I've read put-vs-post-in-rest through, and I know that PUT is for create and update specific resource with identifier given specifically in URL.
But if I'm going to strict the "update" operation with If-Match (which means user MUST provide valid ETag to update the resource), given that PUT is also used to create named resource, (which do not require If-Match), then the API will have to guess whether the PUT request means to update or to create by whether If-Match header is provided.

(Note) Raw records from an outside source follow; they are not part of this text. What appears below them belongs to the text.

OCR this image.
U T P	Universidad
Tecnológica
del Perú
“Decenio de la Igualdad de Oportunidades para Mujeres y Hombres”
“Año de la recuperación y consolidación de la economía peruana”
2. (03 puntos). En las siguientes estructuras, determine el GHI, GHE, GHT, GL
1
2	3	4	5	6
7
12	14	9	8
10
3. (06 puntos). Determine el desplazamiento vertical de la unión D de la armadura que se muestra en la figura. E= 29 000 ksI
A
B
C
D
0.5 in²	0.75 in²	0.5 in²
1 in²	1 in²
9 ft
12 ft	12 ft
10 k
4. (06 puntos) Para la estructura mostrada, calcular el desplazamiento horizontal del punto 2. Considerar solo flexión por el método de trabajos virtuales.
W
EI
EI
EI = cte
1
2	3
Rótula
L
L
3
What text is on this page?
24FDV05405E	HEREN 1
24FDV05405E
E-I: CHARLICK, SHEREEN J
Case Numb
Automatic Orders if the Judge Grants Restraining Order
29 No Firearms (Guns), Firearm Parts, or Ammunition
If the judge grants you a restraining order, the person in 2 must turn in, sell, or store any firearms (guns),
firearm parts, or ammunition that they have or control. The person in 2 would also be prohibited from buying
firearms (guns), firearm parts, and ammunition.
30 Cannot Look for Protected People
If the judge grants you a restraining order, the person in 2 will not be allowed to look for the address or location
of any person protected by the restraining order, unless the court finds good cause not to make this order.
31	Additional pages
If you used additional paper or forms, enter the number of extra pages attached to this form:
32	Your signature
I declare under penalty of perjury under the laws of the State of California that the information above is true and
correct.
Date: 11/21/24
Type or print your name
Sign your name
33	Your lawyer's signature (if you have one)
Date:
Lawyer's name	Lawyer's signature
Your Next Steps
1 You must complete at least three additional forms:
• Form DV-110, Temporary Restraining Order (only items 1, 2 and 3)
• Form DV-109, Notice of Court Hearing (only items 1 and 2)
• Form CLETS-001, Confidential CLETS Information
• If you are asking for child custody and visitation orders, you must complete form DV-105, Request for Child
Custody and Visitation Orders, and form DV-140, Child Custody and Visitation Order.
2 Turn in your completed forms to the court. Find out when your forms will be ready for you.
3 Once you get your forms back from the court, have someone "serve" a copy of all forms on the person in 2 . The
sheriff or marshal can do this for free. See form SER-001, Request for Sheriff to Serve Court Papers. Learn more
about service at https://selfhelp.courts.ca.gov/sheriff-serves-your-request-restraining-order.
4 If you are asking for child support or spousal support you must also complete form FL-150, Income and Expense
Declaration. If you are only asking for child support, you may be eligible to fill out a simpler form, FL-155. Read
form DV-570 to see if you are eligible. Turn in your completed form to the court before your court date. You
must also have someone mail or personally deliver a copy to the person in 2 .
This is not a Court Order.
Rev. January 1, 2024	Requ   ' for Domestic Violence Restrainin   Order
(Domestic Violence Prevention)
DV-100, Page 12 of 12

I know this can be done but I think it's weird. Are there other (more reasonable) ways to do this (by not using PUT maybe)?
Thanks.
UPDATE:
Here is my scenario for now:
# create the resource the first time
curl -X PUT -d '{"foo": "bar"}' /resource/r_id
# the resource already exists, so this will fail with a 4xx error
curl -X PUT -d '{"foo": "bar2"}' /resource/r_id
# must provide valid If-Match to make updates work
curl -X PUT -H 'If-Modefied: myetag' -d '{"foo": "bar2"}' /resource/r_id
# what makes it confusing is this:
# user want to make a new record, but /resource/r_id2 in fact exists
# the API will return an error message, should it be
# "creation failed -- already exist" or "update failed -- ETag not provided"?
curl -X PUT -d '{"foo": "bar"}' /resource/r_id2
It's not that this can't be done, it's just that I think this design(with PUT for both ETag-controlled update AND named creation) might be confusing, I personally think it's better if I use different vocabulary (not just PUT), but, I'm here asking what's the reasonable and RESTful way I can do this.